Stiffening Effect of Concrete in Tension Area
In cracked parts of the reinforced concrete, the tensile forces in the crack are resisted by the reinforcement alone. Between two cracks, however, tension stresses are transferred to the concrete through the (displaceable) bond. Thus, the concrete contributes to the resistance of the internal tensile forces, which leads to an increased stiffness of the structural component. This effect refers to the stiffening contribution of the concrete in tension between the cracks, and is also called tension stiffening.
The increase of the structural component stiffness due to tension stiffening can be considered in two ways:
Modeling via Concrete Tensile Strength
A constant residual tensile stress, which remains after the crack formation, can be involved in the concrete stress-strain diagram.
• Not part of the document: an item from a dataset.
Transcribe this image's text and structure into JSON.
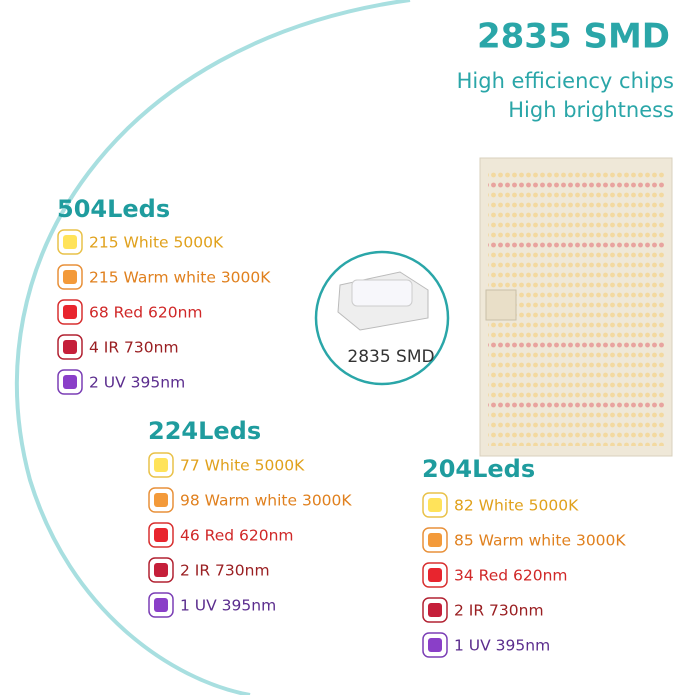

The residual tensile stress is significantly lower than the tensile strength of the concrete.
Alternatively, it is also possible to introduce modified stress-strain relations for the tension zone that consider the contribution of the concrete in tension between the cracks in the form of a decreasing branch in the graph after the tensile strength is reached.
RFEM 6 provides the following three approaches for modeling the concrete tensile strength in order to consider tension stiffening.
- Quast
- Modified Quast
- Hsu and Mo
Modeling via Modified Characteristic Curve for Steel
Another approach is to modify the "pure" stress-strain diagram of the reinforcing steel.
In this case, a reduced steel strain εsm is applied in the relevant cross-section, with the strain resulting from εs2 and a reduction term due to the tension stiffening.